Prototype this sytem in a Gen 2 pipeline by doing the following:
- Create a new dataset type (ppdbConfig?), with visit+ccd granularity (matching the units of work of ApPipeTask).
- Make ApPipeTask dump its PPDB config at the end of DB-related processing for a particular data ID. Note that while the DB config is fixed, we still should have a dataset for each data ID so that Gen 3 code could know which units of processing are "DB complete".
- Create a new Task for creating a PPDB from a ppdbConfig, then configure PpdbMetricTask to use it in ap_verify runs.
These steps should test all aspects of the system except for tracking dependencies between pipeline and metric tasks, which is a Gen 3-only feature.

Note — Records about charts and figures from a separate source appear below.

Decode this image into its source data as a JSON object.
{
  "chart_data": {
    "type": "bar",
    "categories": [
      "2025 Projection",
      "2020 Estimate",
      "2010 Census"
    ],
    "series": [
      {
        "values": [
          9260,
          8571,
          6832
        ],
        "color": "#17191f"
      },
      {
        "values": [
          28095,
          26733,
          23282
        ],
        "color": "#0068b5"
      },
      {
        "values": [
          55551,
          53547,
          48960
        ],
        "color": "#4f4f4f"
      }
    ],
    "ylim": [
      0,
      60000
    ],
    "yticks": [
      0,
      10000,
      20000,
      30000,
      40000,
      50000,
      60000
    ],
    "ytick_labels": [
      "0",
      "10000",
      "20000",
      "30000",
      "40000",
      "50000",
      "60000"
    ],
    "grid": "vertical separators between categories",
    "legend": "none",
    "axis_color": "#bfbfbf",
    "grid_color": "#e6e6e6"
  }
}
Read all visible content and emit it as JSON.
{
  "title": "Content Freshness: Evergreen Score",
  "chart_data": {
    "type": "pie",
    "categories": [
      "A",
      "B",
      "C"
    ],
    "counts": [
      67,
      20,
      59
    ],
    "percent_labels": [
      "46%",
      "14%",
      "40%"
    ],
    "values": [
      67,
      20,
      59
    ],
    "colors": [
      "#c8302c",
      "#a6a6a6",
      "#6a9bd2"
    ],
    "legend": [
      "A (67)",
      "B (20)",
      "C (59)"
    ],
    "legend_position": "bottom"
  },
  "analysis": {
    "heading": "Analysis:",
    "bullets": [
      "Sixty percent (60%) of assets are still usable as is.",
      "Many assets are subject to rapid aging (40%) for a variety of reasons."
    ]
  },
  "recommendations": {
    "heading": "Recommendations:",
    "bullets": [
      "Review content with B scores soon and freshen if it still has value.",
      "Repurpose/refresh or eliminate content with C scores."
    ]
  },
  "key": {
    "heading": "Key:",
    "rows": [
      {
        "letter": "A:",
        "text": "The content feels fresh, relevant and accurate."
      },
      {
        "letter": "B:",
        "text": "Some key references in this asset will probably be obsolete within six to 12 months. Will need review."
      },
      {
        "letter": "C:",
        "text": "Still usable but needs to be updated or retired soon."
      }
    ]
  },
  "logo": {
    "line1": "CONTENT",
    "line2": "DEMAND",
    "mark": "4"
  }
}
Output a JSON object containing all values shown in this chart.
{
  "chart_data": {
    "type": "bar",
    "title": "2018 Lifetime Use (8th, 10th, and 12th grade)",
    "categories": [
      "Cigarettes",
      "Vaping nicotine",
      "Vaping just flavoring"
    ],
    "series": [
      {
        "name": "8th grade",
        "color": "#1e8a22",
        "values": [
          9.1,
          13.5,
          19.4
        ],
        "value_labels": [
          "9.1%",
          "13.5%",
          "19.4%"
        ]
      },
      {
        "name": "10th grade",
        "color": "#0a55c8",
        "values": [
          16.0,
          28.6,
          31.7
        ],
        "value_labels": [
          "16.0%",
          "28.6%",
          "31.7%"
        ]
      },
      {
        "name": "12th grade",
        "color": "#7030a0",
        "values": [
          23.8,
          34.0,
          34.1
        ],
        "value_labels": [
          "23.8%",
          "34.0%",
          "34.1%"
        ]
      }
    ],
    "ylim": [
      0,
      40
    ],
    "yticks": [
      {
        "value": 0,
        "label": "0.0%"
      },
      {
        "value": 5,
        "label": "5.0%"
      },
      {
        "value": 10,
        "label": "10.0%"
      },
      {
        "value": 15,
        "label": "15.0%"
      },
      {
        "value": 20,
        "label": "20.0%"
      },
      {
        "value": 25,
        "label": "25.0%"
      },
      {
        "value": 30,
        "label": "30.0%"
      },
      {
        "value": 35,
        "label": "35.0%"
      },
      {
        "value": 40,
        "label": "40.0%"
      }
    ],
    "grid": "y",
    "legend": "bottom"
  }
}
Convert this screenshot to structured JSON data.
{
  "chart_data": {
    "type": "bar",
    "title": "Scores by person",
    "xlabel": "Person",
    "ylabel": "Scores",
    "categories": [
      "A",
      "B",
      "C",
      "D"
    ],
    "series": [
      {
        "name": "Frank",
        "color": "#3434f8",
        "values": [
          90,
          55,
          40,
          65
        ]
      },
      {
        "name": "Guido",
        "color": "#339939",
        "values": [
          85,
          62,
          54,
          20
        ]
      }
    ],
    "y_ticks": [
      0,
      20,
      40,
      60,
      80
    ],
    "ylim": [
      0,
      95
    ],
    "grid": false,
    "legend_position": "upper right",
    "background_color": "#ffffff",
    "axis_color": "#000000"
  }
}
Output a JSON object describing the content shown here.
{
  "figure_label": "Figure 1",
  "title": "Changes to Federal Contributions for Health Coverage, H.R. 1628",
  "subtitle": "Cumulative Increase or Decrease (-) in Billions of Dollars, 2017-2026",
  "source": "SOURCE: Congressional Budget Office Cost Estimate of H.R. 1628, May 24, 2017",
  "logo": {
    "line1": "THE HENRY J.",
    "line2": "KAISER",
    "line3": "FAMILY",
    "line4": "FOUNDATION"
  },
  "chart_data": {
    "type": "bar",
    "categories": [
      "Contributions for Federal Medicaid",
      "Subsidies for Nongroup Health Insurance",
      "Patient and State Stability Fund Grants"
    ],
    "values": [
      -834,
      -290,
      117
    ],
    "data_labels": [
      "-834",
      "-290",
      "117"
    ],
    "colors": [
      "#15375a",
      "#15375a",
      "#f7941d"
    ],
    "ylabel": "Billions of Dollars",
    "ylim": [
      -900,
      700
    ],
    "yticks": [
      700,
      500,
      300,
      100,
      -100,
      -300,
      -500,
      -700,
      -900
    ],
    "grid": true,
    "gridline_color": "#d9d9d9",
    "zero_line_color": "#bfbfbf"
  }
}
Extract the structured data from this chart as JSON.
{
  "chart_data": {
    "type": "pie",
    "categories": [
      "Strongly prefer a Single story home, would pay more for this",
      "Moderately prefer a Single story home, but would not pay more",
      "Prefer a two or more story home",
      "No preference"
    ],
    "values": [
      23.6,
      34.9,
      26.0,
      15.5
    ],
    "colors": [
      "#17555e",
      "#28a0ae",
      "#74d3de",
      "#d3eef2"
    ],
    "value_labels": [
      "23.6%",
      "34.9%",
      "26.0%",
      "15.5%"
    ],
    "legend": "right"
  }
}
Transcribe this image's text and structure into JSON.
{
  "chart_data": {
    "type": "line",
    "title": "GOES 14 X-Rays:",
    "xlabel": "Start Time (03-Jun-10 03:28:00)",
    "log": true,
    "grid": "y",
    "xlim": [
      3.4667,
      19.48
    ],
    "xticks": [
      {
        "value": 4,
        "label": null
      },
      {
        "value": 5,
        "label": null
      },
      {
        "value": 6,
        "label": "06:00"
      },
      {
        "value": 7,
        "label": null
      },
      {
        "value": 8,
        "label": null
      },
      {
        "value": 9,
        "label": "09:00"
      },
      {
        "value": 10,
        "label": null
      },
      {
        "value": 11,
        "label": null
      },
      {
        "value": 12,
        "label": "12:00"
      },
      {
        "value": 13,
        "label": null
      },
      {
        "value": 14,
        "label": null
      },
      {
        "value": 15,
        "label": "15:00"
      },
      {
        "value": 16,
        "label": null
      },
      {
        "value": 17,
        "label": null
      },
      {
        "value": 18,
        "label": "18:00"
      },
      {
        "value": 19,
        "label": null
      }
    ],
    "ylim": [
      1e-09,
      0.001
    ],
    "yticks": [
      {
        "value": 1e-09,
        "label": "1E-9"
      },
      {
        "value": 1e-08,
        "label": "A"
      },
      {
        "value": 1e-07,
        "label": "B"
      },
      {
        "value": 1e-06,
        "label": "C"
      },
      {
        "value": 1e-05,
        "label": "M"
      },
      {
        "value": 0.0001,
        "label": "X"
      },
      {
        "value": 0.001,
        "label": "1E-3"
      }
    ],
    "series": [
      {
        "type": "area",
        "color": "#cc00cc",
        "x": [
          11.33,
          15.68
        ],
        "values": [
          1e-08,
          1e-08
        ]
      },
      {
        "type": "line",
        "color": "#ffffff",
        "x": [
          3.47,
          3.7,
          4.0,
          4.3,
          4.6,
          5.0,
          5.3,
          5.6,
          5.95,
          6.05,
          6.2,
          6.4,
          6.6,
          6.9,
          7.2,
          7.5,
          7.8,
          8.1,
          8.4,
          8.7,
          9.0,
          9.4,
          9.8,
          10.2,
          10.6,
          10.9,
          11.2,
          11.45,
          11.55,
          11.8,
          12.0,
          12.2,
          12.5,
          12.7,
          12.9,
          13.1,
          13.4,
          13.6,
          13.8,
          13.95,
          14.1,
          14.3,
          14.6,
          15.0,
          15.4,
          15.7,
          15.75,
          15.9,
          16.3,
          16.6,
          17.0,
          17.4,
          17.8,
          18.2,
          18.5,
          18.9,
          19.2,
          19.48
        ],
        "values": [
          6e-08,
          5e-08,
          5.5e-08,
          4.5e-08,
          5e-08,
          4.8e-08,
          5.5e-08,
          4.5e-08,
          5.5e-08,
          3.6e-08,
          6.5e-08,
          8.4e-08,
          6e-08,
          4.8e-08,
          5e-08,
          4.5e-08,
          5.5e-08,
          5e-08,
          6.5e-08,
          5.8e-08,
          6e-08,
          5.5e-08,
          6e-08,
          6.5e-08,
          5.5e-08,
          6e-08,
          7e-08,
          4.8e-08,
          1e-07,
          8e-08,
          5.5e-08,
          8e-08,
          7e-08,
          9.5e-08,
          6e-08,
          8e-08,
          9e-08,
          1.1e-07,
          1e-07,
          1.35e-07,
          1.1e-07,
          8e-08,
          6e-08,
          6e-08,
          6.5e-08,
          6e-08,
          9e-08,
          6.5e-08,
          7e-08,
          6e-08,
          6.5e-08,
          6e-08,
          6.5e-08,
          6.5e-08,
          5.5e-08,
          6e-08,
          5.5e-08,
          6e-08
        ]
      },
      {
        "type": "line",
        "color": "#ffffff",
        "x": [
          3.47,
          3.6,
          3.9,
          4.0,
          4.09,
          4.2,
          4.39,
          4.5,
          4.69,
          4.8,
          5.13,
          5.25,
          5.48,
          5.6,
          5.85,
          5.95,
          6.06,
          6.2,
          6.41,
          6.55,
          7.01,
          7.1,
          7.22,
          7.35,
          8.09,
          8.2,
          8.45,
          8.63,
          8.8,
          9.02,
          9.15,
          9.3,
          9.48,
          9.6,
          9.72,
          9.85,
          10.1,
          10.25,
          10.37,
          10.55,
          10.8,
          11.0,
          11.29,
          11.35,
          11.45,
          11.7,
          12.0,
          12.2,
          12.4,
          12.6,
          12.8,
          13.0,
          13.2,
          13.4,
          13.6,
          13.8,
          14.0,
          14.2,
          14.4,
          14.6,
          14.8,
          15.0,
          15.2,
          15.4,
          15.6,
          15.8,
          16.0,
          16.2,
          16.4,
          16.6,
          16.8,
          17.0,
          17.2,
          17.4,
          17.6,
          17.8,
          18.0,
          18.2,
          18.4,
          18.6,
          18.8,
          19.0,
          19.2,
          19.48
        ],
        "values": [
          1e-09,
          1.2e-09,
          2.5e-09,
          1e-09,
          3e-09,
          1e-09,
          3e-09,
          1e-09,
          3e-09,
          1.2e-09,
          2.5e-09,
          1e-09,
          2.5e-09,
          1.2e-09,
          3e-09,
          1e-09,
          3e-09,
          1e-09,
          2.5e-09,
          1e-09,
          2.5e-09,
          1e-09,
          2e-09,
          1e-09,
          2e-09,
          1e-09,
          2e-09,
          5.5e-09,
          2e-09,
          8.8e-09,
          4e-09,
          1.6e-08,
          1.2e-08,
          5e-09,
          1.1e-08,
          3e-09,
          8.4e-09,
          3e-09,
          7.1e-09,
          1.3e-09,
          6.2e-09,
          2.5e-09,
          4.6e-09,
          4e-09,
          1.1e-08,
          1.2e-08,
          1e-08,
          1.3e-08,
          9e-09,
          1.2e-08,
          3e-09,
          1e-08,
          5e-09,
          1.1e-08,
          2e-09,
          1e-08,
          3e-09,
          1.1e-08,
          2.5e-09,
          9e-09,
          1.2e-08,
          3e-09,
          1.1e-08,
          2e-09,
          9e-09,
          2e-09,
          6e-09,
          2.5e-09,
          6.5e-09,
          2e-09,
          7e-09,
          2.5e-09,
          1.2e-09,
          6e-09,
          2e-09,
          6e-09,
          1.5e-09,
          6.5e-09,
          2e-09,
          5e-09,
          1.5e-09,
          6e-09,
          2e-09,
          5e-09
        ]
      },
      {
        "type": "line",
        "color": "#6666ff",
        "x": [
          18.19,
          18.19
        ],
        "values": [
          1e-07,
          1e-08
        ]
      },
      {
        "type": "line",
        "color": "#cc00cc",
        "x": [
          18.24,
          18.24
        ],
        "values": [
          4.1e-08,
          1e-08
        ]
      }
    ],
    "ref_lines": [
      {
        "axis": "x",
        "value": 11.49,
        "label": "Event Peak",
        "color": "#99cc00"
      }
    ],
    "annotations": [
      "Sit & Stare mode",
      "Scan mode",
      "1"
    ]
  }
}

This ticket should also review the dimensionality of lsst.verify.tasks.PpdbMetricConnections. The only extant concrete PpdbMetricTask, lsst.ap.association.metrics.TotalUnassociatedDiaObjectsMetricTask, runs at collection granularity and produces a collection-grained measurement, but finer-grained database metrics are possible. Adding fine-grained inputs, as proposed above, is a good chance to make sure the outputs do everything we want.